FLASH LIGHT
October 26, 2022–February 4, 2023
183 Stanton St
New York, NY 10002
USA
Hours: Tuesday–Saturday 11am–6pm
T +1 212 582 6111
info@davidtotah.com
Luca Pancrazzi: FLASH LIGHT extended through February 4, 2023.
TOTAH presents FLASH LIGHT, featuring new paintings by Luca Pancrazzi, on view from October 26, 2022 through February 4, 2023. This is Pancrazzi’s second solo exhibition with the gallery.
Luca Pancrazzi’s recent works are maps translating gradients of white, the empty origin of all color and presence, into porous landscapes. The vacancy of linen serves as a crux for epiphanic depictions of light. A discountenancing everydayness, equally austere and serene, shoots through Pancrazzi’s ghostlike visions of the airports, tunnels, and celestial bodies. Recreating these scenes at their most intensely luminous, viewers have to reassemble, and search out the subject for each work, which seems to withdraw from sight.

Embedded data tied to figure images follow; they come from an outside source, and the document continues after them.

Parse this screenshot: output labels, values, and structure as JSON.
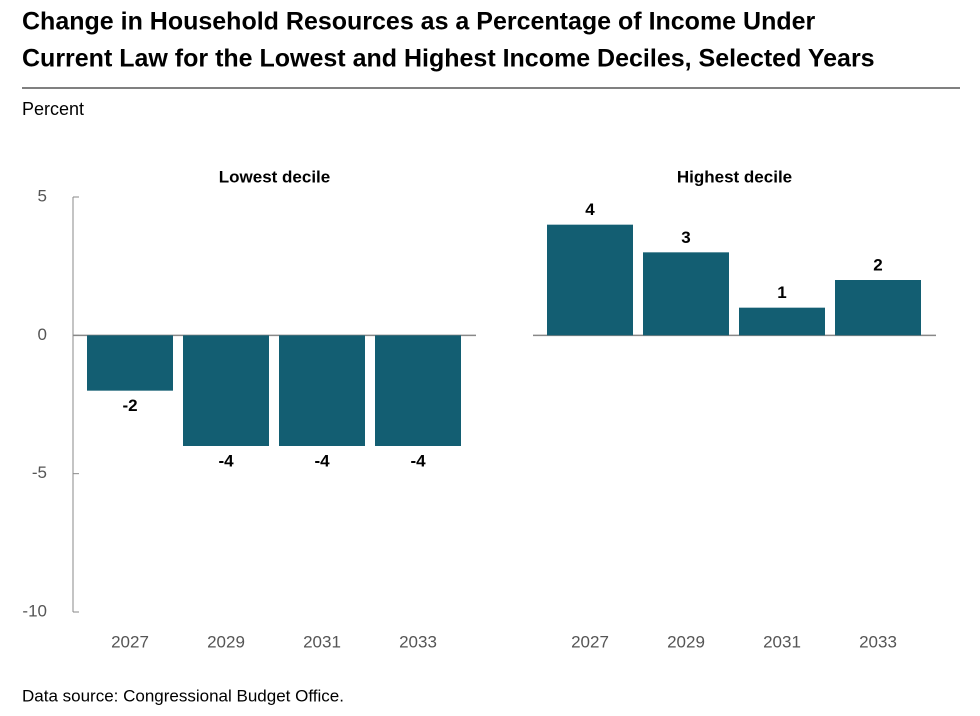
{
  "title": [
    "Change in Household Resources as a Percentage of Income Under",
    "Current Law for the Lowest and Highest Income Deciles, Selected Years"
  ],
  "y_label": "Percent",
  "source": "Data source: Congressional Budget Office.",
  "chart_data": [
    {
      "type": "bar",
      "title": "Lowest decile",
      "categories": [
        "2027",
        "2029",
        "2031",
        "2033"
      ],
      "values": [
        -2,
        -4,
        -4,
        -4
      ],
      "color": "#135e72",
      "ylim": [
        -10,
        5
      ],
      "yticks": [
        -10,
        -5,
        0,
        5
      ],
      "grid": false
    },
    {
      "type": "bar",
      "title": "Highest decile",
      "categories": [
        "2027",
        "2029",
        "2031",
        "2033"
      ],
      "values": [
        4,
        3,
        1,
        2
      ],
      "color": "#135e72",
      "ylim": [
        -10,
        5
      ],
      "grid": false
    }
  ]
}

In the works titled Baluginante riflettente (Flickering), the viewer is perched in luminous air. The temporality of this lingering moment allows light to reveal itself as a narrative presence, a kind of apparition, that can only be described symbolically. In more abstract pieces like Komorebi, light’s intensity has shifted from a graduated dispersion, to an intense concentration whose purity confronts the viewer like a metaphysical alarm. The overarching theme of these works, airplanes and travel, alludes to the mythic origins of human consciousness: light borne in air, en route to a destination whose relationship to our inner being can only be expressed cosmologically.
For Pancrazzi, light takes on the sinuosity of a texture map. The legend that deciphers the contours and gradients embedded in the map is nothing less than emptiness itself, which feeds into light like its redoubled reflection. Like his mentor Alighiero Boetti, Pancrazzi’s paintings are vehicles for a more radical commentary on the state of vision in the contemporary world.
The specificity of each image—be it the sun, a body of water, or an overhead tunnel—is less important than the way each vista reveals itself a kind of proscenium of light, a clash of fullness and absence which cuts through the stability of appearances.
Luca Pancrazzi works in painting, drawing, photography, installation, and sculpture, as well as other media. A key collaborator in Alighiero Boetti’s studio for almost a decade, the multimedia artistry of Luca Pancrazzi is known for expressing an almost monochromatic stillness. He has participated in numerous international exhibitions, including the Venice Biennale (1997), the Triennale of New Delhi (1997), the Whitney Museum of American Art at Champion (1998), the Moscow Biennale of Contemporary Art (2007), and the Rome Quadrennial (2008), and Villa Pacchiani (2020). Some of the public spaces that have hosted his work include PS1 Contemporary Art Center (1999), Galerie Lenbachhaus und Kunstbau (2001), Vietnam National Museum of Fine Arts (2007), Pomodoro Foundation (2010), and the Siena Children’s Museum (2010). His work is included in the permanent collection of The Museum of Modern Art, New York, School of the Art Institute of Chicago, Illinois, The Goetz Collection Munich, GAM, Turin, and the Centre Pompidou, Paris.